There are real risks that sophisticated allocators will price in. US export controls on advanced AI chips constrain what can be deployed in certain jurisdictions. While inference hardware is generally less affected than training clusters – purpose-built inference chips increasingly use non-TSMC supply chains – the regulatory trajectory is tightening, not loosening. The latest round of controls specifically targets advanced chips destined for certain markets, and any operator deploying outside the US needs to build export compliance into their procurement strategy from day one. This is a structuring problem, not a deal-breaker, but it requires jurisdiction-specific solutions that many allocators are not yet equipped to navigate. Grid readiness varies dramatically across secondary European markets. Some Southeast Asian markets lack the operational talent depth to run mission-critical AI infrastructure at scale.
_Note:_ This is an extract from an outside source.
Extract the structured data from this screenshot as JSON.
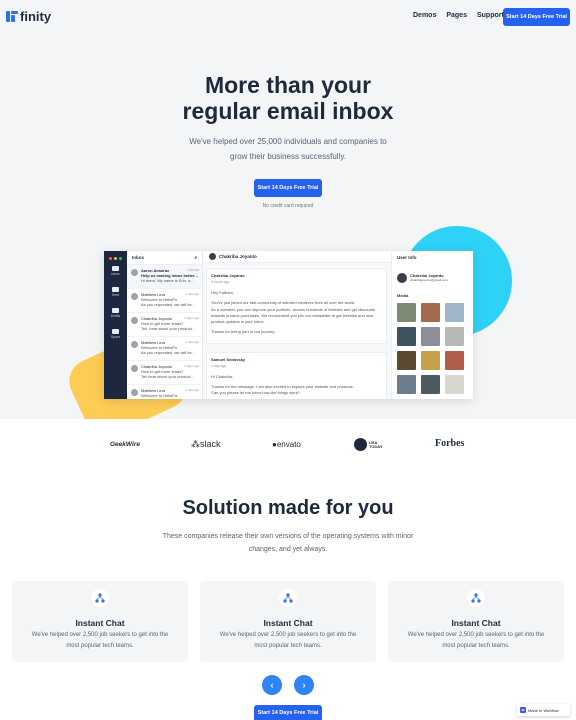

The window for early movers is measurable. Neocloud leasing contracts are being signed now for delivery starting in 2026 and 2027 – BNEF tracked over $50 billion in disclosed hyperscaler-neocloud offtake agreements in just three months last year, with contract values still accelerating. The AI labs driving demand are not slowing down: they raised $160 billion in the first two months of 2026 alone, led by OpenAI’s $110 billion round at an $840 billion valuation and Anthropic’s $30 billion Series G. OpenAI is targeting $600 billion in infrastructure spending through 2030. Gross margins on inference services are running at 30–40%, validating the underlying economics. The capital is being committed now. The infrastructure positions are being locked in now. Allocators who wait for the geographic thesis to become consensus will find that the best sites, power access, and government incentive packages have already been taken. The next twelve to eighteen months will determine who captures the first wave of inference-era value outside the US.
The training era concentrated AI infrastructure in a handful of US locations because the physics of training demanded it. The inference era will distribute AI infrastructure globally because the economics and the architecture demand it. Dell’Oro projects data centre capital expenditure reaching $1.7 trillion by 2030. The question for allocators is not whether that capital will be deployed. It is where – and how it is structured when it gets there.
The US built the training layer. Europe and Southeast Asia will build the inference layer. The investors who recognise this shift early will structure accordingly. The ones who don’t will be buying US capacity at the top of the market while the next wave of value creation happens elsewhere.
Bijan Alizadeh is Founder and Chairman of Storm Group and Cypher Capital.